SW: Do you figure out, "Is this a good one?" Many of them are good ones as they come in, but later on down the line, who knows? Do they still have the same values? Are they still good friends? Do they make a life together? I do get to do the second and third weddings of the original bride, and I'm always asking what happened.

MD: Didn't you just do a cake for a woman who's 87 or 90?

SW: Almost 92, and getting married for the third time to a younger man. "Younger" means about 78 years old in this case. She says he's the dream of her life. She was married for 30 years to one man who died, and then she was married to another man who unfortunately died. Now she has the opportunity to keep a 78 year-old alive.

MD: Did you do her other cakes too?

cake1 Photo: Collin Murphy

SW: This is the first one. She is a working woman. She is still the head of an architectural firm at the age of 91. That's an inspiration to all of us who say, "I'm so tired." She's not.

MD: You've done so many birthday and wedding cakes for so many famous people. What is your biggest triumph? What was your biggest success?
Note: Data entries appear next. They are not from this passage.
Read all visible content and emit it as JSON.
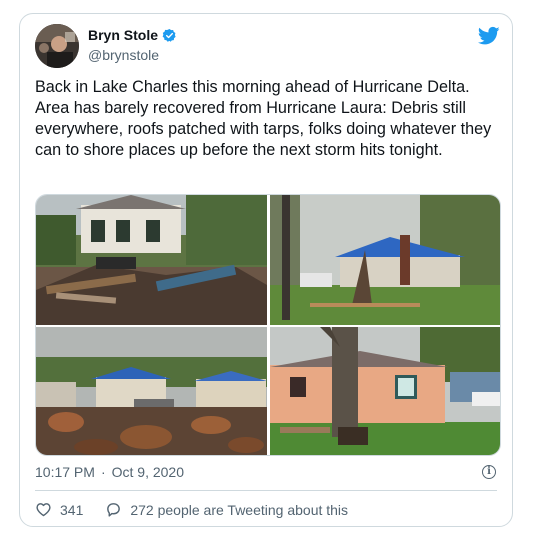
{
  "author": {
    "name": "Bryn Stole",
    "handle": "@brynstole"
  },
  "tweet": {
    "text": "Back in Lake Charles this morning ahead of Hurricane Delta. Area has barely recovered from Hurricane Laura: Debris still everywhere, roofs patched with tarps, folks doing whatever they can to shore places up before the next storm hits tonight.",
    "time": "10:17 PM",
    "separator": "·",
    "date": "Oct 9, 2020"
  },
  "actions": {
    "likes": "341",
    "conversation": "272 people are Tweeting about this"
  },
  "colors": {
    "brand": "#1d9bf0",
    "text": "#0f1419",
    "secondary": "#536471",
    "border": "#cfd9de"
  },
  "icons": [
    "twitter-bird-icon",
    "verified-badge-icon",
    "info-icon",
    "heart-icon",
    "comment-icon"
  ]
}
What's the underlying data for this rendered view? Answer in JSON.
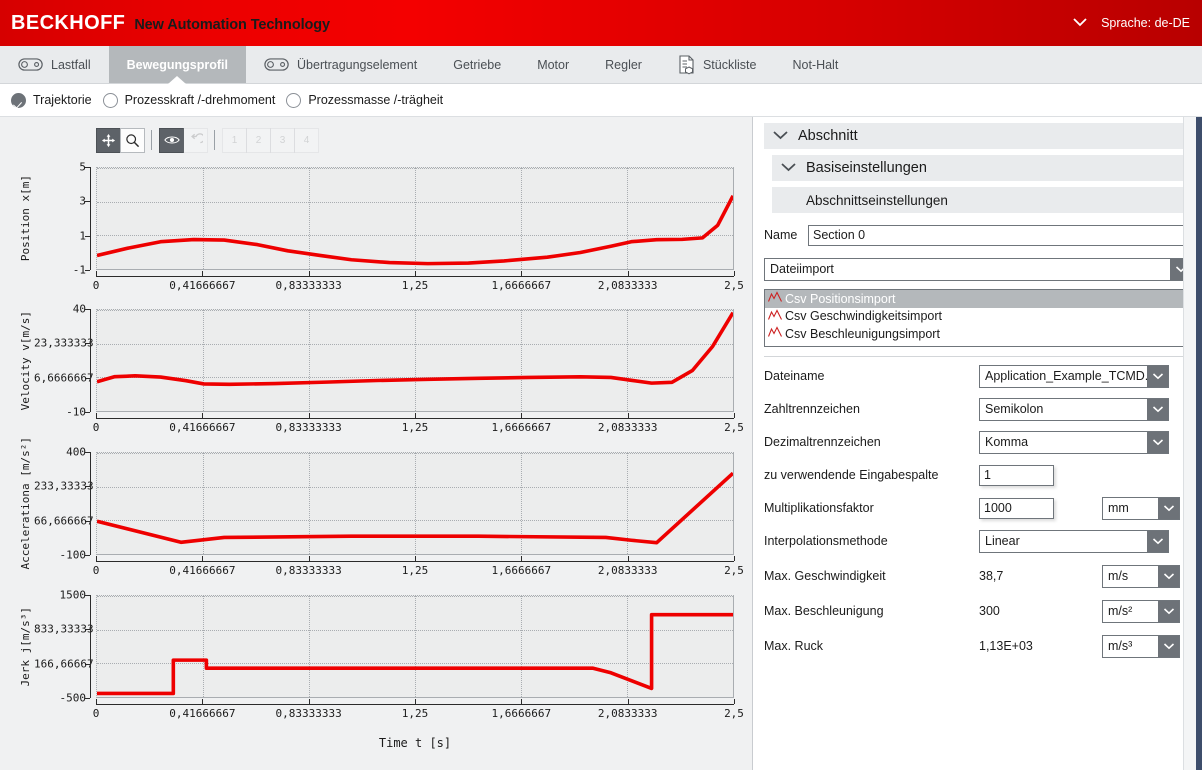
{
  "header": {
    "brand_main": "BECKHOFF",
    "brand_sub": "New Automation Technology",
    "language_label": "Sprache: de-DE",
    "language_chevron_icon": "chevron-down-icon",
    "accent_color": "#e00000"
  },
  "tabs": [
    {
      "label": "Lastfall",
      "icon": "belt-drive-icon",
      "active": false,
      "chevron": false
    },
    {
      "label": "Bewegungsprofil",
      "icon": "",
      "active": true,
      "chevron": true
    },
    {
      "label": "Übertragungselement",
      "icon": "belt-drive-icon",
      "active": false,
      "chevron": true
    },
    {
      "label": "Getriebe",
      "icon": "",
      "active": false,
      "chevron": true
    },
    {
      "label": "Motor",
      "icon": "",
      "active": false,
      "chevron": true
    },
    {
      "label": "Regler",
      "icon": "",
      "active": false,
      "chevron": false
    },
    {
      "label": "Stückliste",
      "icon": "document-3d-icon",
      "active": false,
      "chevron": false
    },
    {
      "label": "Not-Halt",
      "icon": "",
      "active": false,
      "chevron": false
    }
  ],
  "radio_group": {
    "options": [
      {
        "label": "Trajektorie",
        "checked": true
      },
      {
        "label": "Prozesskraft /-drehmoment",
        "checked": false
      },
      {
        "label": "Prozessmasse /-trägheit",
        "checked": false
      }
    ]
  },
  "toolbar": {
    "buttons": [
      {
        "name": "pan-tool-button",
        "icon": "move-arrows-icon",
        "active": true,
        "label": ""
      },
      {
        "name": "zoom-tool-button",
        "icon": "magnifier-icon",
        "active": false,
        "label": ""
      },
      {
        "name": "visibility-toggle-button",
        "icon": "eye-icon",
        "active": true,
        "label": ""
      },
      {
        "name": "undo-button",
        "icon": "undo-arrow-icon",
        "active": false,
        "label": ""
      }
    ],
    "numbered_buttons": [
      {
        "label": "1"
      },
      {
        "label": "2"
      },
      {
        "label": "3"
      },
      {
        "label": "4"
      }
    ]
  },
  "chart_data": [
    {
      "type": "line",
      "name": "position",
      "ylabel": "Position x\n[m]",
      "ylabel_lines": [
        "Position x",
        "[m]"
      ],
      "yticks": [
        "5",
        "3",
        "1",
        "-1"
      ],
      "yvalues": [
        5,
        3,
        1,
        -1
      ],
      "ylim": [
        -1,
        5
      ],
      "xlabel": "",
      "xticks": [
        "0",
        "0,41666667",
        "0,83333333",
        "1,25",
        "1,6666667",
        "2,0833333",
        "2,5"
      ],
      "xvalues": [
        0,
        0.41666667,
        0.83333333,
        1.25,
        1.6666667,
        2.0833333,
        2.5
      ],
      "xlim": [
        0,
        2.5
      ],
      "grid": true,
      "line_color": "#ee0000",
      "x": [
        0,
        0.125,
        0.25,
        0.38,
        0.5,
        0.63,
        0.75,
        0.88,
        1.0,
        1.15,
        1.3,
        1.46,
        1.6,
        1.77,
        1.9,
        2.02,
        2.1,
        2.2,
        2.3,
        2.38,
        2.44,
        2.5
      ],
      "y": [
        -0.2,
        0.25,
        0.62,
        0.75,
        0.72,
        0.45,
        0.08,
        -0.2,
        -0.45,
        -0.62,
        -0.68,
        -0.65,
        -0.52,
        -0.3,
        -0.02,
        0.35,
        0.62,
        0.74,
        0.76,
        0.85,
        1.6,
        3.35
      ]
    },
    {
      "type": "line",
      "name": "velocity",
      "ylabel_lines": [
        "Velocity v",
        "[m/s]"
      ],
      "yticks": [
        "40",
        "23,333333",
        "6,6666667",
        "-10"
      ],
      "yvalues": [
        40,
        23.333333,
        6.6666667,
        -10
      ],
      "ylim": [
        -10,
        40
      ],
      "xticks": [
        "0",
        "0,41666667",
        "0,83333333",
        "1,25",
        "1,6666667",
        "2,0833333",
        "2,5"
      ],
      "xvalues": [
        0,
        0.41666667,
        0.83333333,
        1.25,
        1.6666667,
        2.0833333,
        2.5
      ],
      "xlim": [
        0,
        2.5
      ],
      "grid": true,
      "line_color": "#ee0000",
      "x": [
        0,
        0.07,
        0.15,
        0.25,
        0.35,
        0.42,
        0.52,
        0.7,
        0.9,
        1.1,
        1.3,
        1.5,
        1.7,
        1.9,
        2.02,
        2.1,
        2.18,
        2.26,
        2.34,
        2.42,
        2.5
      ],
      "y": [
        4.5,
        7.0,
        7.4,
        6.8,
        5.0,
        3.4,
        3.2,
        3.6,
        4.3,
        5.1,
        5.7,
        6.2,
        6.6,
        6.9,
        6.6,
        5.2,
        3.8,
        4.2,
        10.0,
        22.0,
        38.7
      ]
    },
    {
      "type": "line",
      "name": "acceleration",
      "ylabel_lines": [
        "Acceleration",
        "a [m/s²]"
      ],
      "yticks": [
        "400",
        "233,33333",
        "66,666667",
        "-100"
      ],
      "yvalues": [
        400,
        233.33333,
        66.666667,
        -100
      ],
      "ylim": [
        -100,
        400
      ],
      "xticks": [
        "0",
        "0,41666667",
        "0,83333333",
        "1,25",
        "1,6666667",
        "2,0833333",
        "2,5"
      ],
      "xvalues": [
        0,
        0.41666667,
        0.83333333,
        1.25,
        1.6666667,
        2.0833333,
        2.5
      ],
      "xlim": [
        0,
        2.5
      ],
      "grid": true,
      "line_color": "#ee0000",
      "x": [
        0,
        0.33,
        0.5,
        1.0,
        1.5,
        2.0,
        2.1,
        2.2,
        2.5
      ],
      "y": [
        62,
        -42,
        -18,
        -12,
        -12,
        -18,
        -32,
        -44,
        300
      ]
    },
    {
      "type": "line",
      "name": "jerk",
      "ylabel_lines": [
        "Jerk j",
        "[m/s³]"
      ],
      "yticks": [
        "1500",
        "833,33333",
        "166,66667",
        "-500"
      ],
      "yvalues": [
        1500,
        833.33333,
        166.66667,
        -500
      ],
      "ylim": [
        -500,
        1500
      ],
      "xticks": [
        "0",
        "0,41666667",
        "0,83333333",
        "1,25",
        "1,6666667",
        "2,0833333",
        "2,5"
      ],
      "xvalues": [
        0,
        0.41666667,
        0.83333333,
        1.25,
        1.6666667,
        2.0833333,
        2.5
      ],
      "xlim": [
        0,
        2.5
      ],
      "grid": true,
      "line_color": "#ee0000",
      "x": [
        0,
        0.3,
        0.3,
        0.43,
        0.43,
        1.95,
        2.02,
        2.18,
        2.18,
        2.5
      ],
      "y": [
        -430,
        -430,
        230,
        230,
        70,
        70,
        -20,
        -330,
        1130,
        1130
      ]
    }
  ],
  "chart_xtitle": "Time t [s]",
  "right_panel": {
    "section_header": "Abschnitt",
    "section_chevron_icon": "chevron-down-icon",
    "base_settings_header": "Basiseinstellungen",
    "base_settings_chevron_icon": "chevron-down-icon",
    "section_settings_header": "Abschnittseinstellungen",
    "name_label": "Name",
    "name_value": "Section 0",
    "mode_combo_value": "Dateiimport",
    "mode_combo_arrow_icon": "chevron-down-icon",
    "import_list": [
      {
        "label": "Csv Positionsimport",
        "selected": true,
        "icon": "curve-icon"
      },
      {
        "label": "Csv Geschwindigkeitsimport",
        "selected": false,
        "icon": "curve-icon"
      },
      {
        "label": "Csv Beschleunigungsimport",
        "selected": false,
        "icon": "curve-icon"
      }
    ],
    "fields": [
      {
        "label": "Dateiname",
        "type": "combo",
        "value": "Application_Example_TCMD.cs",
        "unit": null
      },
      {
        "label": "Zahltrennzeichen",
        "type": "combo",
        "value": "Semikolon",
        "unit": null
      },
      {
        "label": "Dezimaltrennzeichen",
        "type": "combo",
        "value": "Komma",
        "unit": null
      },
      {
        "label": "zu verwendende Eingabespalte",
        "type": "text",
        "value": "1",
        "unit": null
      },
      {
        "label": "Multiplikationsfaktor",
        "type": "text",
        "value": "1000",
        "unit": "mm"
      },
      {
        "label": "Interpolationsmethode",
        "type": "combo",
        "value": "Linear",
        "unit": null
      }
    ],
    "readonly_fields": [
      {
        "label": "Max. Geschwindigkeit",
        "value": "38,7",
        "unit": "m/s"
      },
      {
        "label": "Max. Beschleunigung",
        "value": "300",
        "unit": "m/s²"
      },
      {
        "label": "Max. Ruck",
        "value": "1,13E+03",
        "unit": "m/s³"
      }
    ]
  }
}
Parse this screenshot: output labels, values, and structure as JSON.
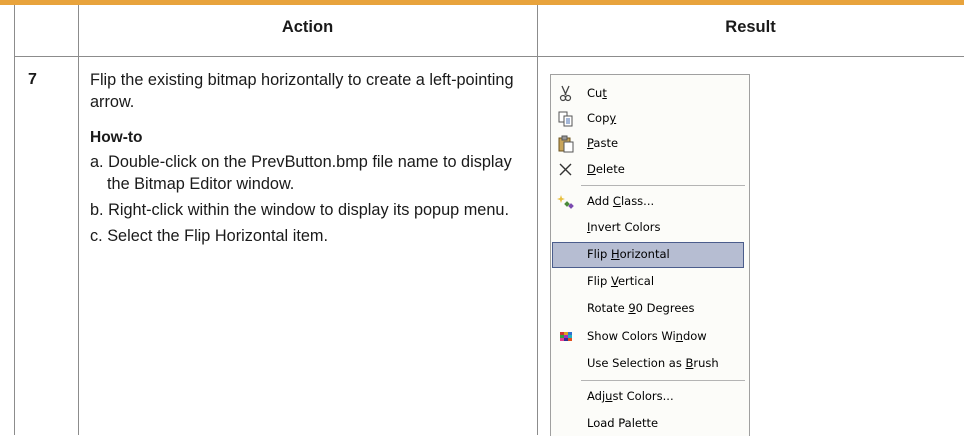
{
  "table": {
    "header_action": "Action",
    "header_result": "Result",
    "step_number": "7",
    "intro": "Flip the existing bitmap horizontally to create a left-pointing arrow.",
    "howto_title": "How-to",
    "steps": [
      "a. Double-click on the PrevButton.bmp file name to display the Bitmap Editor window.",
      "b. Right-click within the window to display its popup menu.",
      "c. Select the Flip Horizontal item."
    ]
  },
  "menu": {
    "items": [
      {
        "pre": "Cu",
        "u": "t",
        "post": "",
        "icon": "scissors-icon"
      },
      {
        "pre": "Cop",
        "u": "y",
        "post": "",
        "icon": "copy-icon"
      },
      {
        "pre": "",
        "u": "P",
        "post": "aste",
        "icon": "paste-icon"
      },
      {
        "pre": "",
        "u": "D",
        "post": "elete",
        "icon": "delete-icon"
      },
      {
        "pre": "Add ",
        "u": "C",
        "post": "lass...",
        "icon": "add-class-icon"
      },
      {
        "pre": "",
        "u": "I",
        "post": "nvert Colors",
        "icon": ""
      },
      {
        "pre": "Flip ",
        "u": "H",
        "post": "orizontal",
        "icon": "",
        "selected": true
      },
      {
        "pre": "Flip ",
        "u": "V",
        "post": "ertical",
        "icon": ""
      },
      {
        "pre": "Rotate ",
        "u": "9",
        "post": "0 Degrees",
        "icon": ""
      },
      {
        "pre": "Show Colors Wi",
        "u": "n",
        "post": "dow",
        "icon": "palette-icon"
      },
      {
        "pre": "Use Selection as ",
        "u": "B",
        "post": "rush",
        "icon": ""
      },
      {
        "pre": "Adj",
        "u": "u",
        "post": "st Colors...",
        "icon": ""
      },
      {
        "pre": "Load Palette",
        "u": "",
        "post": "",
        "icon": ""
      }
    ],
    "colors": {
      "selected_bg": "#b6bdd2",
      "selected_border": "#4b5d8c"
    }
  }
}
SW: My biggest triumph is to survive, which is not always easy. When you own a small, boutique business, you have overhead, you have very skilled workers, and you have to be able to pay the rent and charge for a cake. Boutique people don't make money; they make money on accessories. If you look at Chanel, Dior, and Yves Saint Laurent, you realize that's the case. We have not come up with accessories yet.

MD: Has it become more difficult these days?

SW: It has become more difficult in terms of logistics, because we do travel with cakes. We go all over the world, so you have to arrange transportation. You get one shot and cannot have an error or mistake. The pressure is exhausting.

MD: What's the farthest a cake has traveled?

SW: We've gone to Abu Dhabi, we've gone to Bahrain, we've gone through Europe, and we've gone to South Africa. We went to Johannesburg with a cake, and now we have a license to do business in Japan.

MD: One of your signatures, besides not using fondant and having this delicious buttercream frosting, is sugar flowers. Tell me about those.

cake2 Photo: Collin Murphy

SW: When I first started, you could get a beautiful cake that you could hardly eat because it took two weeks to decorate it, and it was dry and tasteless, or you got a delicious cake that didn't look pretty. The object was to develop a way to make the decorations in advance, so you could store them on the shelf and produce a fresh cake within 24 or 48 hours.


You just affix the flowers. I was a gardener, and I loved flowers, and I would look at them and say, "Why can't I duplicate this in sugar?" I made the sugar very thin within my hand, like when I used to be a kindergarten teacher and use Play-Doh. I rolled it very fine and tried to duplicate a flower. The first one I remember was a rose. I got a rose, took it apart petal by petal, laid it out neatly in a row, and then duplicated the petals. I tried to put them together the way I had taken the rose apart and, lo and behold, I found that I could make a beautiful rose.


Then I was off and running. We made flowers every day, and each of the ladies has a specialty that she likes to make. Nora likes to make tulips, I have someone who makes roses, and someone who makes lily of the valley, sweet peas, poppies, or whatever is seasonal.

MD: You said you're going to Japan. What's next?

SW: Anything. Wherever they want me. Would I like to go to China? Yes. Would people in India like to have our cakes? Yes, as a matter of fact we did send one to India a while ago. I think anybody who would appreciate the quality of what we do and understands the beauty and the uniqueness, we will entertain them.

MD: Let them eat cake.

SW: Let them eat cake, have a wonderful party, and have a long and happy life.